Alterations in Consciousness, Coma
Last updated: September 5, 2017
Anatomy of Arousal 3
Substrate of Coma 6
Anatomy of Awareness 6
Anatomy of Attention 7
Initial Examination and Stabilization 7
Short History 9
Glasgow Coma Scale 9
Glasgow-Liege scale 14
Sedation Scale 14
Children Coma Scales 15
FOUR score 16
Further Medical Examination 16
Further Neurological Examination 18
Clinical Findings with Different Levels of CNS Dysfunction 29
Instrumental Neurologic Examination 30
Etiologic Categories 36
Coma-like states 38
Consciousness - set of neural processes that allow individual to perceive, comprehend, and act on internal and external environments; consciousness has two parts:
Arousal - describes degree to which individual is able to interact with environments; waking and sleeping are two different states of arousal; generally, awake = aroused = alert.
Awareness - depth and content of aroused state (i.e. individual is not only alert but is cognizant of self and surroundings, so some authors use term cognition).
awareness depends on arousal (one who cannot be aroused lacks awareness).
awareness is not modality specific (i.e. equal for all types of stimuli).
attention - ability to respond to particular types of stimuli (modality specific); attention depends on awareness.
In general use, consciousness = awareness
To diagnose awareness, one must demonstrate response to various stimuli - several modalities (typically, verbal, visual, and somatosensory) presented from both sides of patient.
N.B. inattention to stimuli chosen could be misinterpreted for unawareness (e.g. failure to respond to verbal commands on part of deaf patient).
Gradations of consciousness:
N.B. many terms lack consistent definitions; physician should clearly describe what patient does spontaneously and in response to various stimuli.
Occasionally, true level of consciousness is difficult to determine (e.g. in catatonia, severe depression, curarization, akinesia plus aphasia).
Coma - profound unconsciousness from which patient cannot be aroused ("nesužadinama, nekontaktinė būsena su užmerktomis akimis").
patient lies still (when not stimulated).
patient does not make attempt to avoid noxious stimuli!
If patient responds to noxious stimuli by any defensive maneuver, patient is not truly comatose (noxious stimulus powerfully evokes arousal response).
eyes are closed! (except vertical eye movements that may accompany suppression-burst EEG pattern).
cerebral oxygen uptake is abnormally reduced (vs. normal in sleep or even increased during REM stage).
Stupor - impaired consciousness when only continual intense stimulation arouses patient.
Obtundation, lethargy, sopor - unnaturally deep sleep; patient appears to be asleep much of time when not being stimulated (i.e. patient can be aroused but immediately relapses into sleep).
N.B. it is not EEG sleep!
Drowsiness - simulates light sleep - patient can be easily aroused (by touch or noise) and can maintain alertness for some time.
After period of coma, CNS may re-establish consciousness - patient enters vegetative state (unresponsive wakefulness) – state of arousal without awareness; see p.

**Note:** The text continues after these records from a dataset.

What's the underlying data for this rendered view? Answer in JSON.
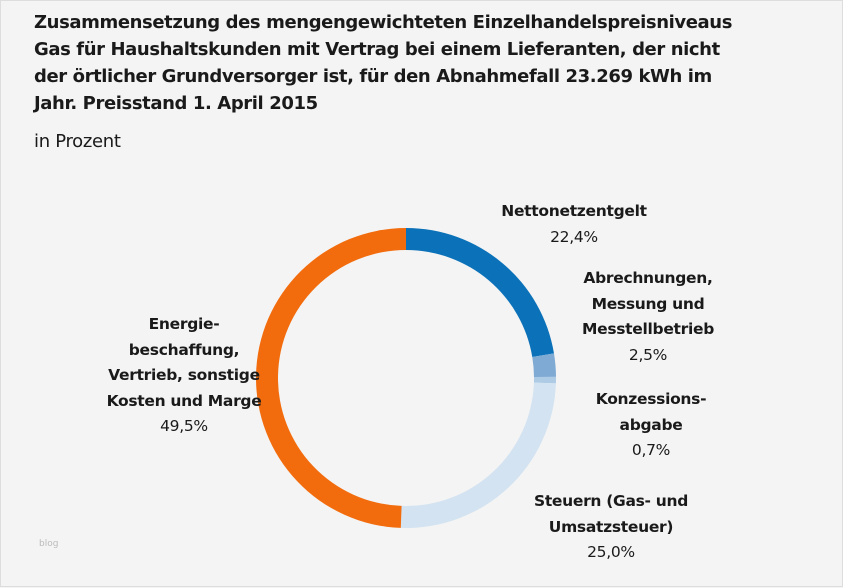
{
  "chart_data": {
    "type": "pie",
    "variant": "donut",
    "title_lines": [
      "Zusammensetzung des mengengewichteten Einzelhandelspreisniveaus",
      "Gas für Haushaltskunden mit Vertrag  bei einem Lieferanten, der nicht",
      "der örtlicher Grundversorger ist, für den Abnahmefall 23.269 kWh im",
      "Jahr. Preisstand 1. April 2015"
    ],
    "subtitle": "in Prozent",
    "slices": [
      {
        "label_lines": [
          "Nettonetzentgelt"
        ],
        "value": 22.4,
        "value_label": "22,4%",
        "color": "#0b72b9"
      },
      {
        "label_lines": [
          "Abrechnungen,",
          "Messung und",
          "Messtellbetrieb"
        ],
        "value": 2.5,
        "value_label": "2,5%",
        "color": "#7eaad4"
      },
      {
        "label_lines": [
          "Konzessions-",
          "abgabe"
        ],
        "value": 0.7,
        "value_label": "0,7%",
        "color": "#aecbe6"
      },
      {
        "label_lines": [
          "Steuern (Gas- und",
          "Umsatzsteuer)"
        ],
        "value": 25.0,
        "value_label": "25,0%",
        "color": "#d3e3f1"
      },
      {
        "label_lines": [
          "Energie-",
          "beschaffung,",
          "Vertrieb, sonstige",
          "Kosten und Marge"
        ],
        "value": 49.5,
        "value_label": "49,5%",
        "color": "#f26c0d"
      }
    ]
  },
  "watermark": "blog"
}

S32 >>
do not respond to any stimuli (auditory, painful, hunger, or other).
If some response is preserved - minimally responsive state (minimally conscious state):
"MRS-minus" - patients show low-level behavioral responses, such as reacting to pain or following with the eyes.

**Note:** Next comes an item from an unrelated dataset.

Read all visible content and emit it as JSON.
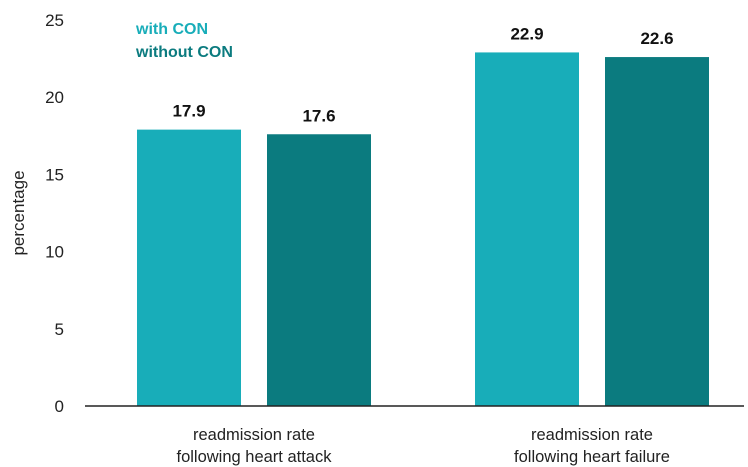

"MRS-plus" - patients are additionally able to follow commands, to verbalize intelligibly, and/or to communicate nonfunctionally.
eyes open and close, appear to track objects about room.

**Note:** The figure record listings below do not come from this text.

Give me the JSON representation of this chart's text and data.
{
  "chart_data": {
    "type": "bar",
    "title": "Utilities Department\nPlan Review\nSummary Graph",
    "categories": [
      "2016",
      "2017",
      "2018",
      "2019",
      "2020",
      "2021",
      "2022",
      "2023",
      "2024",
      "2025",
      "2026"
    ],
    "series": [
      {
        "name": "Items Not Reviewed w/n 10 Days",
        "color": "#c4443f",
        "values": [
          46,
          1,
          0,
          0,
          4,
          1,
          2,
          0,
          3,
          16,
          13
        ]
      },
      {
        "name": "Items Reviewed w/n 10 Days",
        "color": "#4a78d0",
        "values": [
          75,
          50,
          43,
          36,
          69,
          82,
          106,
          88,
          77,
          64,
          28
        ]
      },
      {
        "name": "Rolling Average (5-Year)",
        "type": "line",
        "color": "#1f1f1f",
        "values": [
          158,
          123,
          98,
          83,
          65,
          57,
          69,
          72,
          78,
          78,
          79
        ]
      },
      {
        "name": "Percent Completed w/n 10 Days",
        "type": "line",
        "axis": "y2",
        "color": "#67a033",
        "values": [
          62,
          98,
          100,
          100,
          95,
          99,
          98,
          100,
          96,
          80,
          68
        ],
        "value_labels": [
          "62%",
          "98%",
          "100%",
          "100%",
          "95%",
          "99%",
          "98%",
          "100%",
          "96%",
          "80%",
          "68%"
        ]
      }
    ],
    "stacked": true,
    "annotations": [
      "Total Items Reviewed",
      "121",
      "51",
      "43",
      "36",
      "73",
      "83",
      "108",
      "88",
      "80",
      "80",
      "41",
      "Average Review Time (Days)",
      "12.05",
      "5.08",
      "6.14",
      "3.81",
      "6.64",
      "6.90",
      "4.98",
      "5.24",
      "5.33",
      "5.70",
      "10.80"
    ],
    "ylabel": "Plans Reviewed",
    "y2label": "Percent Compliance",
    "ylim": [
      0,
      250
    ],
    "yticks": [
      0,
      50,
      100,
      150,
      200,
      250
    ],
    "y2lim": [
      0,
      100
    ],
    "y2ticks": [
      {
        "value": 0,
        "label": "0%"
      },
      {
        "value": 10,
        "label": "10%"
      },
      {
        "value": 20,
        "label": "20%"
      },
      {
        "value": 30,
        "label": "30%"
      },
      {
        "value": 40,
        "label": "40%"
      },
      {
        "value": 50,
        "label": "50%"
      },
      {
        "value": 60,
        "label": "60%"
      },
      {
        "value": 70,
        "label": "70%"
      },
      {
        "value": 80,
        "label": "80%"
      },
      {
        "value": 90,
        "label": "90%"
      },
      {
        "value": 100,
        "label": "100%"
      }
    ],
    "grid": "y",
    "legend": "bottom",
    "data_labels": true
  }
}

N.B. spontaneous eye opening is sign of arousal, not awareness!
may chew and swallow food placed in mouth.
patient manifests sleep-wake cycling.
histopathology - loss of cortex with preservation of ARAS.
Delirium - state of awareness without attentiveness, i.e. disturbance of consciousness (ARAS dysfunction) + clouding of consciousness* (cortex dysfunction) → inability to maintain attention → global change in cognition. see p. S15 >>
* reduced mental clarity, altered mental content (confusion)
patient may be hyperactive (rather than lethargic) with heightened alertness.
may alternate with obtundation, stupor, coma.
Anatomy of Arousal
Reticular Activating System (RAS)
- complex polysynaptic pathway in rostral* reticular formation of brainstem. see p. A57 (2-5) >>
* paramedian tegmental gray matter of midbrain & diencephalon (pontine RF is not necessary for arousal!)
collaterals funnel into RAS from all long ascending sensory tracts and also from trigeminal, auditory, visual, and olfactory systems.
RAS receives collaterals from and is stimulated by every major somatic and sensory pathway directly or indirectly.
degree of convergence abolishes modality specificity - reticular neurons are activated with equal facility by different sensory stimuli (nonspecific system).
RAS projects to thalamic nuclei (intralaminar and related) → projected diffusely & nonspecifically to whole neocortex:
activation of these areas is shown by PET during shift from relaxed awake state to attention-demanding task.